The company offers access to more than eight million paperback titles with the selling point that they can be printed out on-demand in minutes on an EBM, rather than take up space in stores and warehouses, waiting to be sold. In addition to new self-published works from around the world, customers may purchase books that are in the public domain, which Ms. Drescher describes as titles from 1923 or earlier that are out of print or out of copyright.
Bookshop Santa Cruz has had its EBM since July, and since then, Ms. Drescher says, she has published more than a half million pages, or about 2,500 books. She estimates up to three-quarters of the orders are from self-publishers creating books for private events and/or resale. She believes what distinguishes her product is "no one else has a local person to help," and points out that competitors such as AuthorHouse, FastPencil and CreateSpace are all online and can be more expensive.
Self-publishing is one of the fastest growing segments in the industry she says. One source, Bowker Books in Print, claims print accounts for 63 percent of the self-publishing business, and that there was an increase of 33 percent in that category from 2010 to 2011. During that same period the report shows 129 percent growth in the number of self-published electronic titles.
That trend towards electronic titles might be perceived as a red flag for some publishing houses, but vice president of sales for On Demand Books Jason Beatty says: "We embrace e-books because they lead to our technology, to print only when you need it. We feel the physical book will always be around."
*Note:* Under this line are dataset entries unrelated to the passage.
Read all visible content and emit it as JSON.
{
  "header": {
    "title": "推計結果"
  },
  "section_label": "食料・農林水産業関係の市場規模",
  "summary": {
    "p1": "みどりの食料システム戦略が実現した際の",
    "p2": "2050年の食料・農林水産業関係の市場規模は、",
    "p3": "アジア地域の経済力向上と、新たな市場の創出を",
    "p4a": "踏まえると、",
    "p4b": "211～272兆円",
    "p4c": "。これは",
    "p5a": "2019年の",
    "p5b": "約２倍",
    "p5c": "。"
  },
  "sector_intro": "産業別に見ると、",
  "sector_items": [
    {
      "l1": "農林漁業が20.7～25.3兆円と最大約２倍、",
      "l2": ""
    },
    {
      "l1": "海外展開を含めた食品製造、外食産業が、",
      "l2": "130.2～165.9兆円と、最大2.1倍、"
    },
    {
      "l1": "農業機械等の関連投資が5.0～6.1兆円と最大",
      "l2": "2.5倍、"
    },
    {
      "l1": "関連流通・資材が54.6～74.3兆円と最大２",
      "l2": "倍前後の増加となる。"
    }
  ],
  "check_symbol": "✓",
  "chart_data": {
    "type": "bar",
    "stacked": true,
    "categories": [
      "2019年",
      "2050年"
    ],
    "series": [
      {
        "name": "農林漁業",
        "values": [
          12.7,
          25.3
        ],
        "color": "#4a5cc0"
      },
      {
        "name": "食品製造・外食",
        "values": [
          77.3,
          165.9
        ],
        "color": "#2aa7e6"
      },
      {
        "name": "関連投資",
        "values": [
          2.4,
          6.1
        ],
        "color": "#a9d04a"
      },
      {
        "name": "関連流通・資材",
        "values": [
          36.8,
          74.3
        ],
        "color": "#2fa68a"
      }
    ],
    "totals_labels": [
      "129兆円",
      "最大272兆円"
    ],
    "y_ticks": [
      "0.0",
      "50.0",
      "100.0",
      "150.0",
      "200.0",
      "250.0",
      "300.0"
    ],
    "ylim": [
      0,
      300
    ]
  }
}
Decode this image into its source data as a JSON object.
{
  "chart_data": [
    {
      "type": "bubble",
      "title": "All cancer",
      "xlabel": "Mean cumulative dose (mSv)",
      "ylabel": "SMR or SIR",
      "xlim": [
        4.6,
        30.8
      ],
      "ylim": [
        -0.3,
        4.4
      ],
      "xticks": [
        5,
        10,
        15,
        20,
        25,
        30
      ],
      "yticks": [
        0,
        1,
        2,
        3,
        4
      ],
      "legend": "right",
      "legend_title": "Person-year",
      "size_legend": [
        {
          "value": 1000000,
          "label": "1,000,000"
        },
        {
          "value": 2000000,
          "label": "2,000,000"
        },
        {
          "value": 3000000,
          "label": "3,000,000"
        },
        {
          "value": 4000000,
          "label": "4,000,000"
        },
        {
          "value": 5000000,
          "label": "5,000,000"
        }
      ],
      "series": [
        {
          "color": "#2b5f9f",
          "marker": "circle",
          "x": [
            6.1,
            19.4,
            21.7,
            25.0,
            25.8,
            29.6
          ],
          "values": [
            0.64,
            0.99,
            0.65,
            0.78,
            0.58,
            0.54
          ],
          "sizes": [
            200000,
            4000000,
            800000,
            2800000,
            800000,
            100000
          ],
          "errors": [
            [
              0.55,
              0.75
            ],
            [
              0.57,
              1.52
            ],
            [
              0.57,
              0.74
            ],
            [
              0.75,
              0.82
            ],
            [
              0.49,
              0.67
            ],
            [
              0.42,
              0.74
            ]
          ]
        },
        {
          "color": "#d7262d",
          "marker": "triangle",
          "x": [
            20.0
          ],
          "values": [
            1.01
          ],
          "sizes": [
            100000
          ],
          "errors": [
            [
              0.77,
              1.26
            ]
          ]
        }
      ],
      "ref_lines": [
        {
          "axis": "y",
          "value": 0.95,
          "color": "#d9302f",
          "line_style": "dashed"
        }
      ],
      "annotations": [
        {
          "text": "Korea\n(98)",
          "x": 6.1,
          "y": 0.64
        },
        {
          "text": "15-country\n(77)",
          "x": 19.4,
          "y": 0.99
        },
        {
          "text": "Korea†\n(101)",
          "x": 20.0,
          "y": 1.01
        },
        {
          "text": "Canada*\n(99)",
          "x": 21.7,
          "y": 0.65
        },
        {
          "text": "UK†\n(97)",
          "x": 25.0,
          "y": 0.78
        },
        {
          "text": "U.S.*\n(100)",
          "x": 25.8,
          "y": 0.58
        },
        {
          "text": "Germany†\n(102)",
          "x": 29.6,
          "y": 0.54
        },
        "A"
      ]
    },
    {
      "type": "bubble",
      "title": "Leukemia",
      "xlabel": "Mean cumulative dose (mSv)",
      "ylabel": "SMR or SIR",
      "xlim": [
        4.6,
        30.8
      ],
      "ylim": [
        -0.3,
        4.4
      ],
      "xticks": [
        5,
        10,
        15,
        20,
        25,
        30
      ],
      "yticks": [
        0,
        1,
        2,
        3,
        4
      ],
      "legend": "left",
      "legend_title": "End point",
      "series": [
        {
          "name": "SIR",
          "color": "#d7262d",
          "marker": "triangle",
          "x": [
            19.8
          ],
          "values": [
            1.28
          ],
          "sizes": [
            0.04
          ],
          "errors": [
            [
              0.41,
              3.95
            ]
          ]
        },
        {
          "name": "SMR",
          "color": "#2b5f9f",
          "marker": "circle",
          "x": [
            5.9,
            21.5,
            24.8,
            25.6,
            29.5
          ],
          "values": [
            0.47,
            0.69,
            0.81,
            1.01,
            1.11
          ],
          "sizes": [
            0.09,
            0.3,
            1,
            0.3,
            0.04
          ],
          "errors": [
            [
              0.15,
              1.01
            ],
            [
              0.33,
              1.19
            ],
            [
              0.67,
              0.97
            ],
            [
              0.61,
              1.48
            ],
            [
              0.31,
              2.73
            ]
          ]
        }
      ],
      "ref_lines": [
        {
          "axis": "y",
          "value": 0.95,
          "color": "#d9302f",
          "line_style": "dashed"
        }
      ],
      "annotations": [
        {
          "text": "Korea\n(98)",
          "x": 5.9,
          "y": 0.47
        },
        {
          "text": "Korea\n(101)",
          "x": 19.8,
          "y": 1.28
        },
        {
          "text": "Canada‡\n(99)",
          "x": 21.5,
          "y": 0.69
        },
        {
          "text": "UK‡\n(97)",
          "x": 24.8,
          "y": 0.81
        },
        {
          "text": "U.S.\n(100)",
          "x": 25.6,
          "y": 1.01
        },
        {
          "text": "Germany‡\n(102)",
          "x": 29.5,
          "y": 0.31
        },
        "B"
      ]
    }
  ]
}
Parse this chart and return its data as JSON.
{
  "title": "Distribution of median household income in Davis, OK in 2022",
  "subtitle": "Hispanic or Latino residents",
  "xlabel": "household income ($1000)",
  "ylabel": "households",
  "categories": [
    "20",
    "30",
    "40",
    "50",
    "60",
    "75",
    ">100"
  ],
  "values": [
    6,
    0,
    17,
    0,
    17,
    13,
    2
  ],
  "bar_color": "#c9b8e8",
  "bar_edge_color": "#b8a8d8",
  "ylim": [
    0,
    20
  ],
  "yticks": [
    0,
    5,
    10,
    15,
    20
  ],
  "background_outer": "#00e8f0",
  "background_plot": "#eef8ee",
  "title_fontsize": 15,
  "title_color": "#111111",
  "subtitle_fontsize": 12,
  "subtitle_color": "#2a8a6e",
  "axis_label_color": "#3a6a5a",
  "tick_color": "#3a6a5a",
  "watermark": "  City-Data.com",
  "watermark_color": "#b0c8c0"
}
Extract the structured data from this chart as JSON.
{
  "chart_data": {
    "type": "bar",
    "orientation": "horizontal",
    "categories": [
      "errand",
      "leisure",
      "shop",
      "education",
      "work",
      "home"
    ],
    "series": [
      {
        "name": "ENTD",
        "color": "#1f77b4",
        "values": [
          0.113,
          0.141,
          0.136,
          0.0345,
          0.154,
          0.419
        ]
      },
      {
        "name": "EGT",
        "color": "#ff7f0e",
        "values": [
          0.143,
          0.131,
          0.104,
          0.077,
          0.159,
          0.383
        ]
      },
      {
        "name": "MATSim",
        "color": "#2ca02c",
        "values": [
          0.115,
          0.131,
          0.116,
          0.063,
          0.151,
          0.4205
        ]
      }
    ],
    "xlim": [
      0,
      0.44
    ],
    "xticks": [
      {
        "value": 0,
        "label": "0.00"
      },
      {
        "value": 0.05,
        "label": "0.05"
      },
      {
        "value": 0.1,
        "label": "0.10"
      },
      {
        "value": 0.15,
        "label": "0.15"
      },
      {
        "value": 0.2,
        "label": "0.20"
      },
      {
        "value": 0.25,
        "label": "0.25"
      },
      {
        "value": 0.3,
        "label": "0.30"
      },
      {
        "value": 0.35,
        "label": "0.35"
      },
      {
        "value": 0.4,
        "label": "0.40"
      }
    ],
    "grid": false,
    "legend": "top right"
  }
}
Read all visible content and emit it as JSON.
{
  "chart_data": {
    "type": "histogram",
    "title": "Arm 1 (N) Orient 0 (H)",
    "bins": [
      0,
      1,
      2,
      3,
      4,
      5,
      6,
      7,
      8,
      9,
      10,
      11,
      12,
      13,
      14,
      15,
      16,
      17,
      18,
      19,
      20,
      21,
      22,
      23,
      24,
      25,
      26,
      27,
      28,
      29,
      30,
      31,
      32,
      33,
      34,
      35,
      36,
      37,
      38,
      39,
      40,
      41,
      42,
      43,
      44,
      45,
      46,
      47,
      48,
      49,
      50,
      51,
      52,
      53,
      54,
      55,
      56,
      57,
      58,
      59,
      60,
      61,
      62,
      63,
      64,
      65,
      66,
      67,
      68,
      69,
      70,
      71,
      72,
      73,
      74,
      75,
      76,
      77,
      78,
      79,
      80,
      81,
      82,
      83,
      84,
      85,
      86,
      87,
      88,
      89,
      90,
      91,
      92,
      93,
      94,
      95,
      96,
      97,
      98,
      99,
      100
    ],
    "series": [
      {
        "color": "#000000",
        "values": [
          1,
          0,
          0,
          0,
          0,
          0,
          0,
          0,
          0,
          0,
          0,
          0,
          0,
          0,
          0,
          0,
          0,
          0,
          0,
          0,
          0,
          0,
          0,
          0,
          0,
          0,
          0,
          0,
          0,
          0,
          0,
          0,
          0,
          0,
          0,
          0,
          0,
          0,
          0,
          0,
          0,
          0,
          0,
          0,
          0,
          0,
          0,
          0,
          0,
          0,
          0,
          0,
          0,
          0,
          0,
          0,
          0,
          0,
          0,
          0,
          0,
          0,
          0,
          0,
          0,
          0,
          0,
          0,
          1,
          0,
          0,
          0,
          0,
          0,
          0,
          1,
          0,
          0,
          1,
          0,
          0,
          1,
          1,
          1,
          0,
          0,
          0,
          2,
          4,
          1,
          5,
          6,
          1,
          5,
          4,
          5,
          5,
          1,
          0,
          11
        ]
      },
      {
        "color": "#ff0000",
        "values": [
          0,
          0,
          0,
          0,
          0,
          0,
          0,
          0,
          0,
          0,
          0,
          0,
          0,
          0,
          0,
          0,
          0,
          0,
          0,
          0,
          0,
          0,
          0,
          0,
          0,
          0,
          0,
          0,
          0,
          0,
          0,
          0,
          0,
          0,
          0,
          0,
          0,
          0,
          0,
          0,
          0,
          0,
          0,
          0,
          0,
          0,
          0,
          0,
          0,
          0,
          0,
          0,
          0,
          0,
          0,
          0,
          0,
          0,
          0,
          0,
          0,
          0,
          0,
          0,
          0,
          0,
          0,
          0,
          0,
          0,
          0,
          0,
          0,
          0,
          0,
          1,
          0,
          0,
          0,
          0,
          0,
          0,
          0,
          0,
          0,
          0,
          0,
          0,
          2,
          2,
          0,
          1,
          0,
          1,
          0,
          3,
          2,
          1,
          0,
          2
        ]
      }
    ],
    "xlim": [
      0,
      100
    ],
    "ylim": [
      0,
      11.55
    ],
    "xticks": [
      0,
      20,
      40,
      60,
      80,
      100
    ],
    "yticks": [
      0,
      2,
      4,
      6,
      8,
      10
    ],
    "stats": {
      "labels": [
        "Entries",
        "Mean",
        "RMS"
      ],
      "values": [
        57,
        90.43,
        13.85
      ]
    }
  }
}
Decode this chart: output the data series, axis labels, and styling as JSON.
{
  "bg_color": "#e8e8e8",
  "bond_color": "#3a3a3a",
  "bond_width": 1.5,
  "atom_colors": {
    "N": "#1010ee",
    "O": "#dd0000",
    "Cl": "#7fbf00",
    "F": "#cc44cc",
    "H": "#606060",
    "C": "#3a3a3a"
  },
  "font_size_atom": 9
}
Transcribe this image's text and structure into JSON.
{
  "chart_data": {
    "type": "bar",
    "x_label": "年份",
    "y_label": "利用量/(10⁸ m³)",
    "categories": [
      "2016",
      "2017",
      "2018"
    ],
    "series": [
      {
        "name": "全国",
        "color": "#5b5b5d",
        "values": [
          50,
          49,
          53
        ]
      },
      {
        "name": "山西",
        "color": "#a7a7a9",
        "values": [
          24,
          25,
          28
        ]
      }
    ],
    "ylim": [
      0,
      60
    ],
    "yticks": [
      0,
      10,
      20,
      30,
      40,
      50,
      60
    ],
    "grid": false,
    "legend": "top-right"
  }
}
He says the price of the Espresso Book Machine has dropped to around $100,000 each. The company is partnered with Xerox to do the selling and servicing. There was a lease option, but that is currently on hold and under review. The Santa Cruz installation operates as a concession, renting space from the bookshop, but that arrangement is no longer being offered. Praveen Madan, the owner of Kepler's Books in Menlo Park, says, "We are looking into the EBM but haven't decided yet."
Kate Daly, a resident of Woodside, is a frequent contributor to the Almanac.